Я рассказывал о своем разговоре с Овчинниковым, я старался не упустить ничего, я повторял каждую его фразу и словно заново вслушивался в то, что говорил мне сегодня этот человек. И вдруг я остановился, споткнулся, пораженный одной мыслью. Как она раньше, еще там, в доме Овчинникова, не пришла мне в голову!
«Постойте!.. Вы ведь родились в первый день войны, верно? Вот видите, я и это помню…» — сказал он мне, и тогда меня даже растрогали эти его слова. А теперь вдруг они обернулись другой стороной, другой свет лег на них. Если все так хорошо, так отчетливо сохранилось в памяти Овчинникова, отчего же не пытался он разыскать нас с матерью?
— Понимаешь, если бы он не помнил, — говорил я Катюшкину, — если бы забыл… Но он помнил! Столько лет помнил!.. Знал же он, как важна для нас любая весточка об отце, не мог не знать. Что же мешало ему? Характер? Или он виноватым себя перед нами чувствовал оттого, что жив остался, а отец погиб, не вернулся?
— Какая ж вина в том, что человек жив остался? — рассудительно сказал Катюшкин. — Это уж у кого какая судьба. Вон мой братан старший пять раз был ранен и всякий раз опять на фронт возвращался. Его под Прагой убило, мы извещение уже через три недели после Победы получили. Мы-то нарадоваться не могли, что война кончилась, что он живой, а его уже схоронили. Вот как бывает. А наш сосед — его только один раз ранило, так он и дома очутился. Не винить же его теперь. Кому как повезет.
— Человек сам себя винить может, — сказал я.

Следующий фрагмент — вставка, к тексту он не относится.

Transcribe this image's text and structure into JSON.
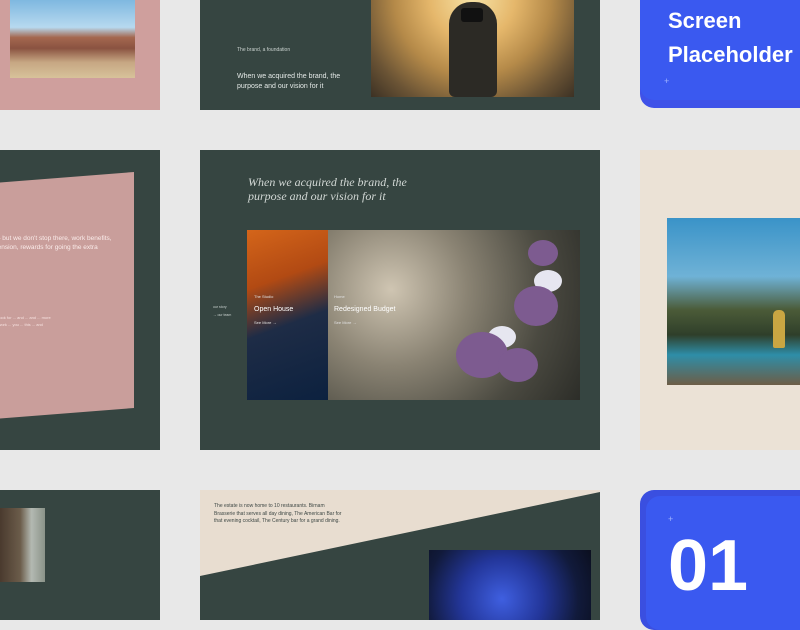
{
  "top_center": {
    "small_label": "The brand, a foundation",
    "body": "When we acquired the brand, the purpose and our vision for it"
  },
  "top_right": {
    "line1": "Screen",
    "line2": "Placeholder",
    "sparkle": "+"
  },
  "middle_left": {
    "text": "— but we don't stop there, work benefits, pension, rewards for going the extra",
    "small_text": "... look for ... and ... and ... more ... work ... you ... this ... and"
  },
  "middle_center": {
    "heading": "When we acquired the brand, the purpose and our vision for it",
    "side_label_1": "our story",
    "side_label_2": "→ our team",
    "tile1": {
      "eyebrow": "The Studio",
      "title": "Open House",
      "link": "See More →"
    },
    "tile2": {
      "eyebrow": "Home",
      "title": "Redesigned Budget",
      "link": "See More →"
    }
  },
  "bottom_center": {
    "text": "The estate is now home to 10 restaurants. Birnam Brasserie that serves all day dining, The American Bar for that evening cocktail, The Century bar for a grand dining."
  },
  "bottom_right": {
    "number": "01",
    "sparkle": "+"
  },
  "colors": {
    "page_bg": "#e8e8e8",
    "dark_green": "#364541",
    "pink": "#cf9f9d",
    "beige": "#ebe2d6",
    "blue": "#3a59f0"
  }
}
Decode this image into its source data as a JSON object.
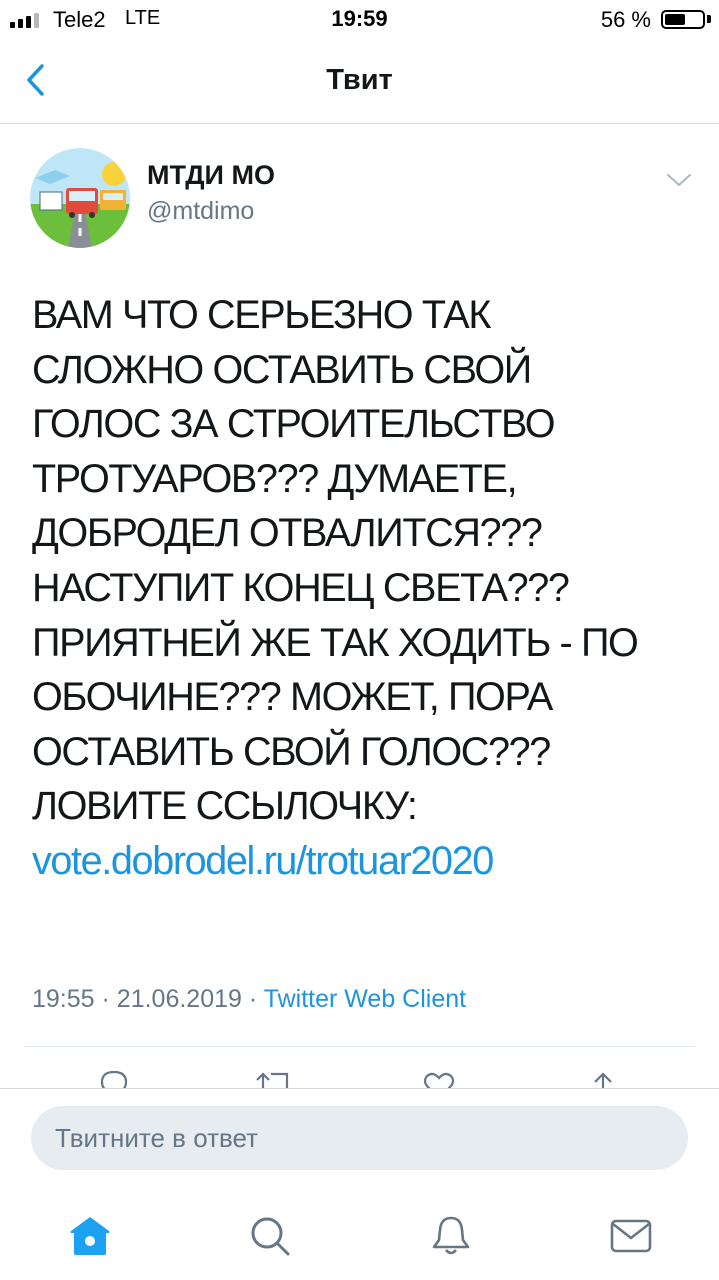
{
  "status_bar": {
    "carrier": "Tele2",
    "network": "LTE",
    "time": "19:59",
    "battery_percent": "56 %",
    "battery_level": 0.56
  },
  "nav": {
    "title": "Твит",
    "back_icon": "chevron-left-icon"
  },
  "tweet": {
    "author_name": "МТДИ МО",
    "author_handle": "@mtdimo",
    "text_lines": [
      "ВАМ ЧТО СЕРЬЕЗНО ТАК",
      "СЛОЖНО ОСТАВИТЬ СВОЙ",
      "ГОЛОС ЗА СТРОИТЕЛЬСТВО",
      "ТРОТУАРОВ??? ДУМАЕТЕ,",
      "ДОБРОДЕЛ ОТВАЛИТСЯ???",
      "НАСТУПИТ КОНЕЦ СВЕТА???",
      "ПРИЯТНЕЙ ЖЕ ТАК ХОДИТЬ - ПО",
      "ОБОЧИНЕ???  МОЖЕТ, ПОРА",
      "ОСТАВИТЬ СВОЙ ГОЛОС???",
      "ЛОВИТЕ ССЫЛОЧКУ:"
    ],
    "link": "vote.dobrodel.ru/trotuar2020",
    "time": "19:55",
    "separator": "·",
    "date": "21.06.2019",
    "source": "Twitter Web Client"
  },
  "actions": {
    "reply_icon": "reply-icon",
    "retweet_icon": "retweet-icon",
    "like_icon": "heart-icon",
    "share_icon": "share-icon"
  },
  "reply_bar": {
    "placeholder": "Твитните в ответ"
  },
  "tab_bar": {
    "items": [
      "home-icon",
      "search-icon",
      "notifications-icon",
      "messages-icon"
    ]
  },
  "colors": {
    "accent": "#1b95e0",
    "text": "#14171a",
    "secondary": "#657786",
    "reply_bg": "#e6ecf0"
  }
}
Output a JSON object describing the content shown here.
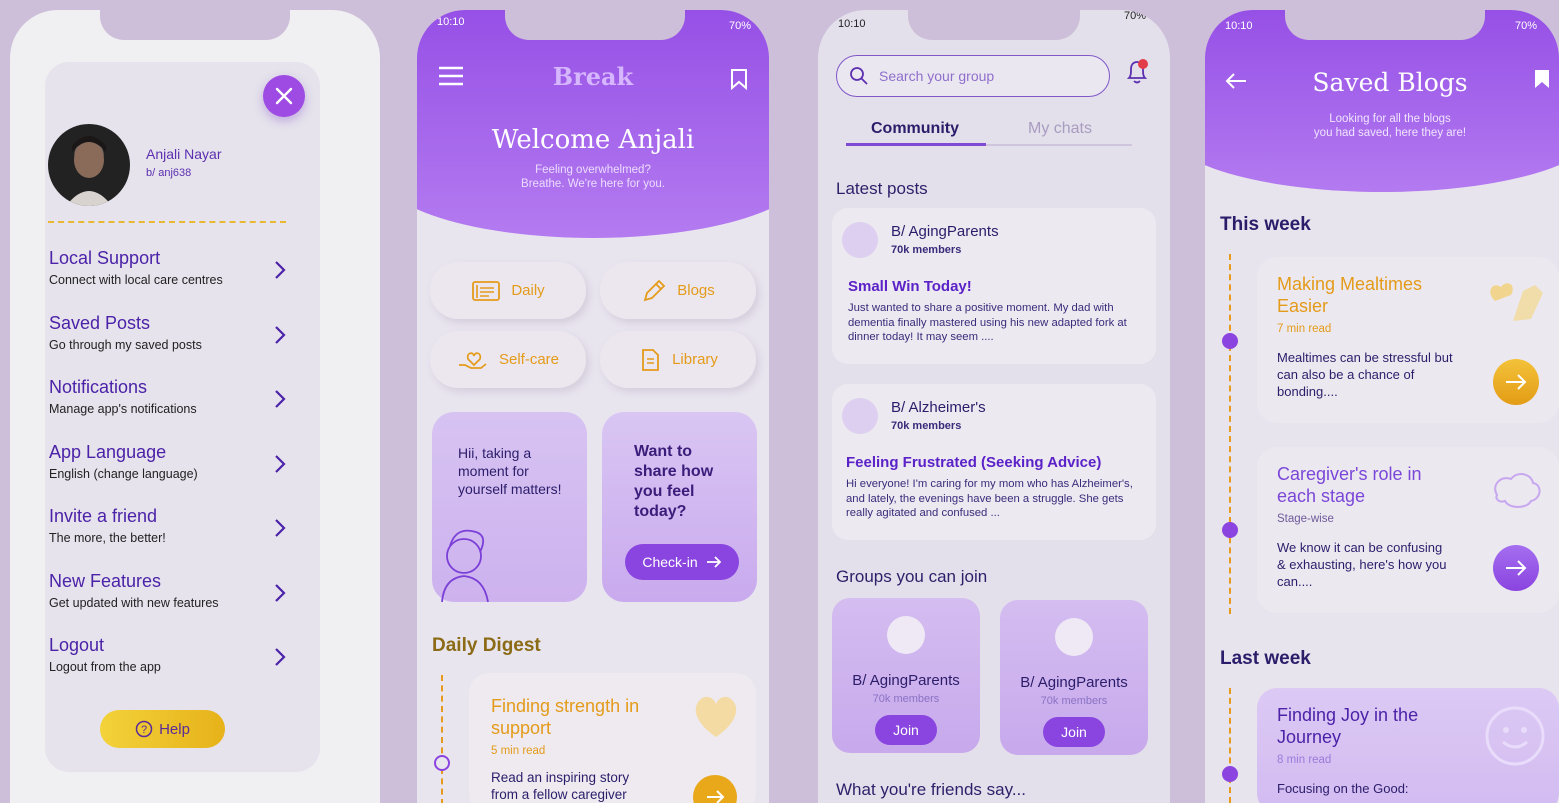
{
  "colors": {
    "accent": "#8a44df",
    "gold": "#e79a1c",
    "ink": "#2b1d6a"
  },
  "menu_screen": {
    "user": {
      "name": "Anjali Nayar",
      "handle": "b/ anj638"
    },
    "items": [
      {
        "title": "Local Support",
        "subtitle": "Connect with local care centres"
      },
      {
        "title": "Saved Posts",
        "subtitle": "Go through my saved posts"
      },
      {
        "title": "Notifications",
        "subtitle": "Manage app's notifications"
      },
      {
        "title": "App Language",
        "subtitle": "English (change language)"
      },
      {
        "title": "Invite a friend",
        "subtitle": "The more, the better!"
      },
      {
        "title": "New Features",
        "subtitle": "Get updated with new features"
      },
      {
        "title": "Logout",
        "subtitle": "Logout from the app"
      }
    ],
    "help_label": "Help"
  },
  "home_screen": {
    "time": "10:10",
    "battery": "70%",
    "logo": "Break",
    "welcome": "Welcome Anjali",
    "subtitle_line1": "Feeling overwhelmed?",
    "subtitle_line2": "Breathe. We're here for you.",
    "tiles": [
      "Daily",
      "Blogs",
      "Self-care",
      "Library"
    ],
    "selfcare_text": "Hii, taking a moment for yourself matters!",
    "checkin_prompt": "Want to share how you feel today?",
    "checkin_button": "Check-in",
    "digest_heading": "Daily Digest",
    "digest_card": {
      "title": "Finding strength in support",
      "read": "5 min read",
      "body": "Read an inspiring story from a fellow caregiver"
    }
  },
  "community_screen": {
    "time": "10:10",
    "battery": "70%",
    "search_placeholder": "Search your group",
    "tabs": [
      "Community",
      "My chats"
    ],
    "latest_heading": "Latest posts",
    "posts": [
      {
        "group": "B/ AgingParents",
        "members": "70k members",
        "title": "Small Win Today!",
        "body": "Just wanted to share a positive moment. My dad with dementia finally mastered using his new adapted fork at dinner today! It may seem ...."
      },
      {
        "group": "B/ Alzheimer's",
        "members": "70k members",
        "title": "Feeling Frustrated (Seeking Advice)",
        "body": "Hi everyone! I'm caring for my mom who has Alzheimer's, and lately, the evenings have been a struggle. She gets really agitated and confused ..."
      }
    ],
    "groups_heading": "Groups you can join",
    "groups": [
      {
        "name": "B/ AgingParents",
        "members": "70k members",
        "join": "Join"
      },
      {
        "name": "B/ AgingParents",
        "members": "70k members",
        "join": "Join"
      }
    ],
    "friends_heading": "What you're friends say..."
  },
  "saved_screen": {
    "time": "10:10",
    "battery": "70%",
    "title": "Saved Blogs",
    "subtitle_line1": "Looking for all the blogs",
    "subtitle_line2": "you had saved, here they are!",
    "this_week": "This week",
    "last_week": "Last week",
    "blogs": [
      {
        "title": "Making Mealtimes Easier",
        "read": "7 min read",
        "body": "Mealtimes can be stressful but can also be a chance of bonding...."
      },
      {
        "title": "Caregiver's role in each stage",
        "read": "Stage-wise",
        "body": "We know it can be confusing & exhausting, here's how you can...."
      },
      {
        "title": "Finding Joy in the Journey",
        "read": "8 min read",
        "body": "Focusing on the Good:"
      }
    ]
  }
}
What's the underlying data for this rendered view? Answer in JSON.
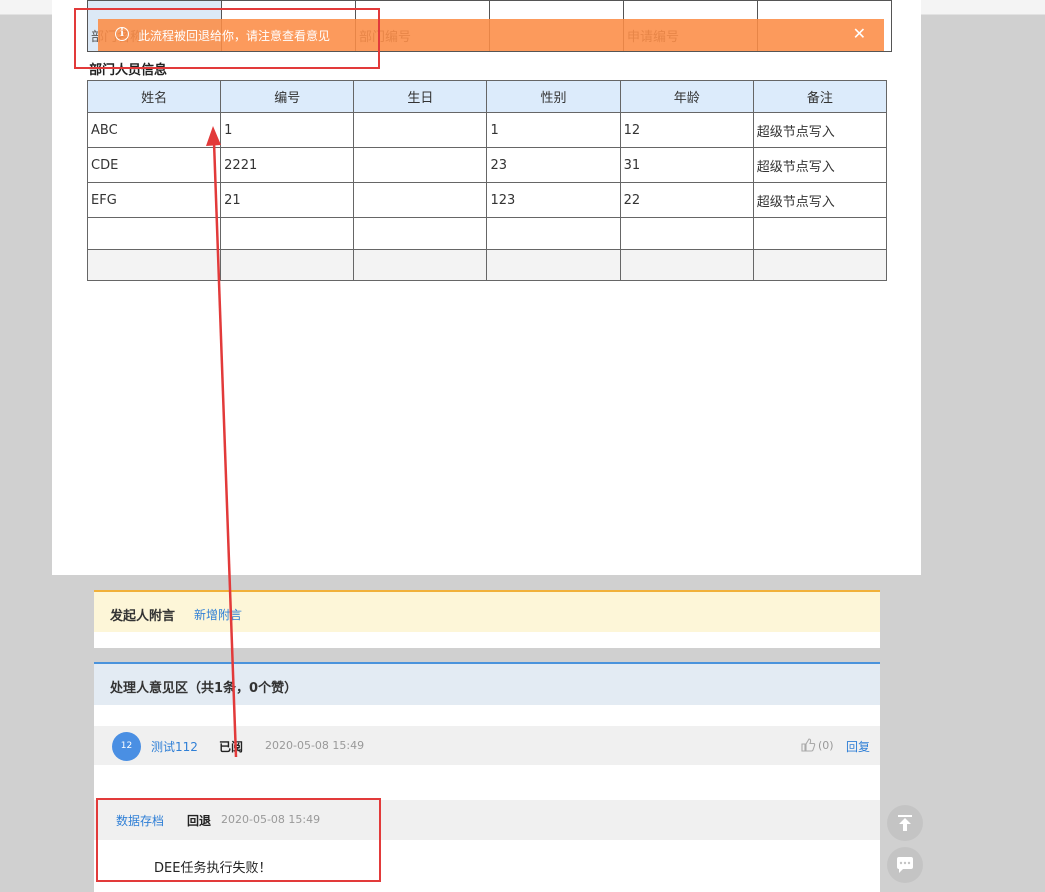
{
  "form": {
    "dept_row": {
      "dept_name_label": "部门名称",
      "dept_code_label": "部门编号",
      "apply_code_label": "申请编号"
    },
    "members_title": "部门人员信息",
    "columns": [
      "姓名",
      "编号",
      "生日",
      "性别",
      "年龄",
      "备注"
    ],
    "rows": [
      [
        "ABC",
        "1",
        "",
        "1",
        "12",
        "超级节点写入"
      ],
      [
        "CDE",
        "2221",
        "",
        "23",
        "31",
        "超级节点写入"
      ],
      [
        "EFG",
        "21",
        "",
        "123",
        "22",
        "超级节点写入"
      ]
    ]
  },
  "alert": {
    "icon": "info-icon",
    "icon_glyph": "i",
    "message": "此流程被回退给你，请注意查看意见",
    "close_glyph": "✕"
  },
  "attachment": {
    "title": "发起人附言",
    "add_link": "新增附言"
  },
  "opinions": {
    "title": "处理人意见区（共1条，0个赞）",
    "items": [
      {
        "avatar_text": "12",
        "user": "测试112",
        "action": "已阅",
        "time": "2020-05-08 15:49",
        "likes": "(0)",
        "reply_label": "回复"
      }
    ]
  },
  "log": {
    "user": "数据存档",
    "action": "回退",
    "time": "2020-05-08 15:49",
    "message": "DEE任务执行失败！"
  },
  "float_buttons": {
    "top_icon": "back-to-top-icon",
    "chat_icon": "chat-bubble-icon"
  },
  "colors": {
    "alert_bg": "#fc8c46",
    "annotation": "#e23a3a",
    "link": "#2f7fd6",
    "header_blue": "#dcebfb"
  }
}
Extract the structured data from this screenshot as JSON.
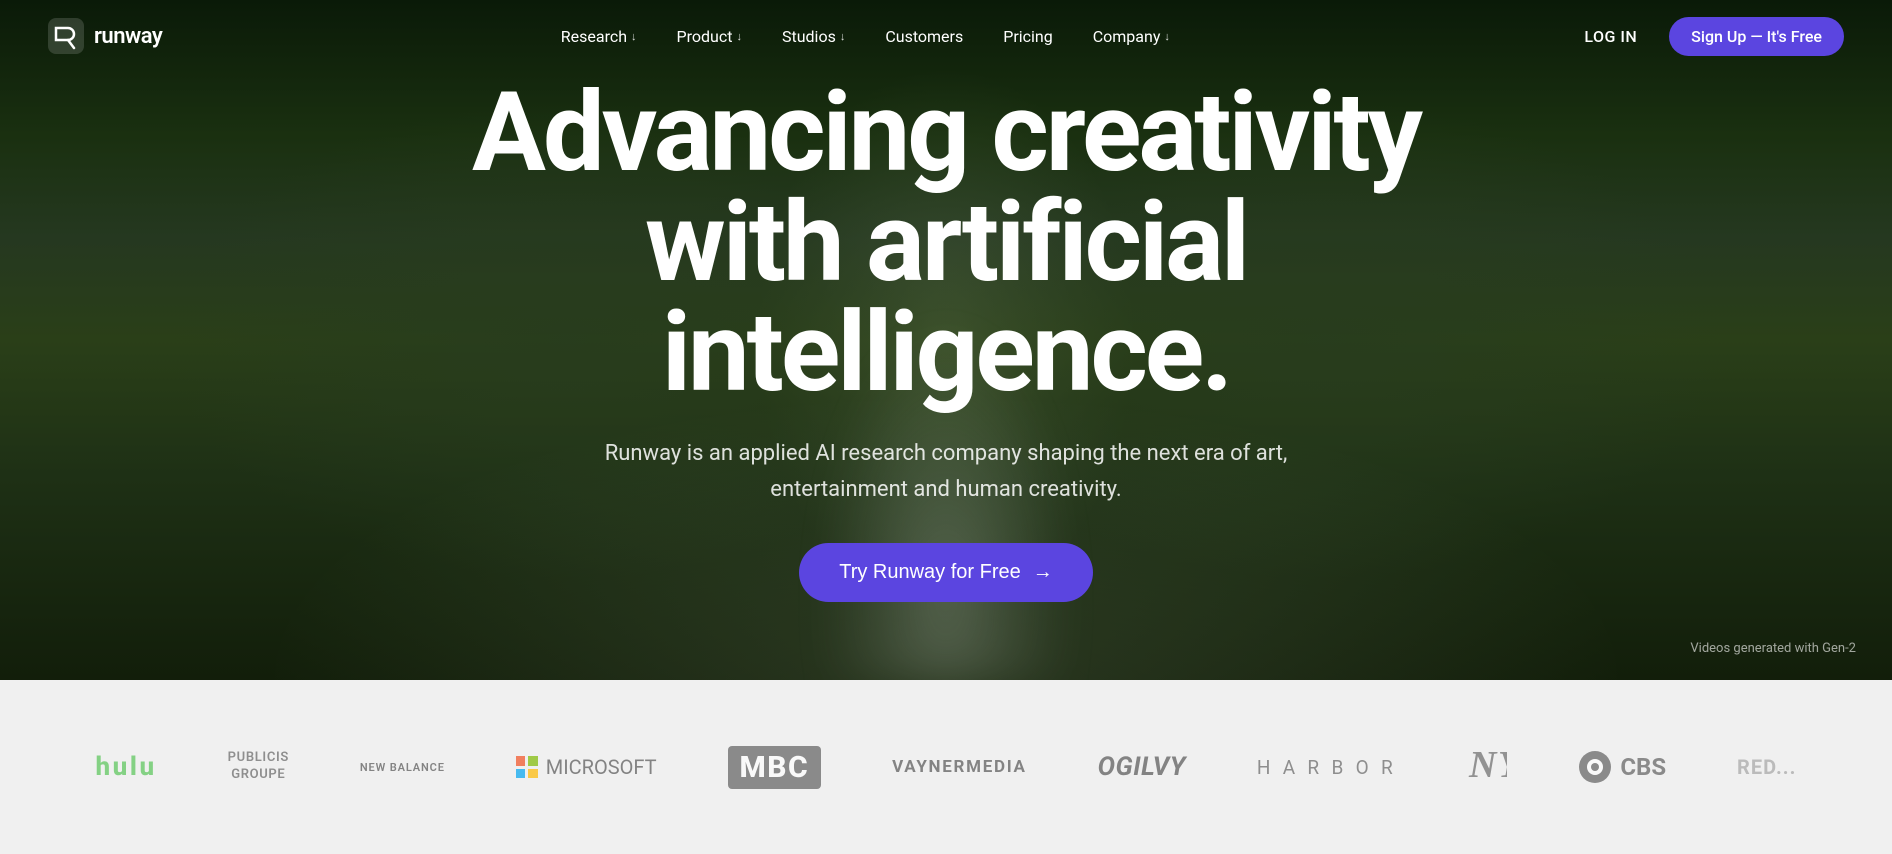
{
  "nav": {
    "logo_text": "runway",
    "items": [
      {
        "id": "research",
        "label": "Research",
        "has_dropdown": true
      },
      {
        "id": "product",
        "label": "Product",
        "has_dropdown": true
      },
      {
        "id": "studios",
        "label": "Studios",
        "has_dropdown": true
      },
      {
        "id": "customers",
        "label": "Customers",
        "has_dropdown": false
      },
      {
        "id": "pricing",
        "label": "Pricing",
        "has_dropdown": false
      },
      {
        "id": "company",
        "label": "Company",
        "has_dropdown": true
      }
    ],
    "login_label": "LOG IN",
    "signup_label": "Sign Up — It's Free"
  },
  "hero": {
    "title_line1": "Advancing creativity",
    "title_line2": "with artificial intelligence.",
    "subtitle": "Runway is an applied AI research company shaping the next era of art, entertainment and human creativity.",
    "cta_label": "Try Runway for Free",
    "cta_arrow": "→",
    "video_credit": "Videos generated with Gen-2"
  },
  "logos": [
    {
      "id": "hulu",
      "text": "hulu",
      "style": "hulu"
    },
    {
      "id": "publicis",
      "text": "PUBLICIS GROUPE",
      "style": "default"
    },
    {
      "id": "new-balance",
      "text": "new balance",
      "style": "nb"
    },
    {
      "id": "microsoft",
      "text": "Microsoft",
      "style": "microsoft"
    },
    {
      "id": "mbc",
      "text": "MBC",
      "style": "mbc"
    },
    {
      "id": "vaynermedia",
      "text": "VAYNERMEDIA",
      "style": "default"
    },
    {
      "id": "ogilvy",
      "text": "Ogilvy",
      "style": "ogilvy"
    },
    {
      "id": "harbor",
      "text": "HARBOR",
      "style": "harbor"
    },
    {
      "id": "yankees",
      "text": "NY",
      "style": "yankees"
    },
    {
      "id": "cbs",
      "text": "CBS",
      "style": "cbs"
    },
    {
      "id": "red-etc",
      "text": "RED...",
      "style": "partial"
    }
  ],
  "colors": {
    "accent": "#5B45E0",
    "nav_bg": "transparent",
    "hero_bg": "#1a2a1a",
    "logos_bg": "#f0f0f0"
  }
}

— Тот, кому есть за что, тот себя не винит, — с прежней рассудительностью сказал Катюшкин, — а тот, кому не за что, только напрасно мучается…
Наверно, он нарочно так говорил, чтобы успокоить меня, но я не мог успокоиться.
Мы сидели с Катюшкиным на табуретках возле моей койки. Катюшкин вырезал из обломка зубной щетки какую-то фигурку, остальные солдаты — одни играли в домино, другие бесцельно бродили по казарме, сейчас они почти ничем не напоминали тех подтянутых, напряженных бойцов, которые стояли передо мной в белых маскхалатах, в касках, готовясь погрузиться в бронетранспортеры. В казарме царила та атмосфера томительного ожидания, какая бывает всегда перед отправкой домой, когда командиры тщетно пытаются занять солдат каким-нибудь делом, но и командиры и солдаты уже знают, что главное — позади, главное свершилось и теперь остается только терпеливо ждать свой эшелон.
— Может быть, он и пробовал вас разыскивать, да не удалось, — предположил Катюшкин.
— Ну неужели бы он не сказал об этом?
А может быть, он все эти годы пытался уйти от войны, забыть ее? Имел ли я право осуждать его за это?
Но неужели никогда, за все тридцать лет, не возникло у него желание найти мать человека, который погиб на его глазах? Не мог же он не чувствовать, что должен был сделать это?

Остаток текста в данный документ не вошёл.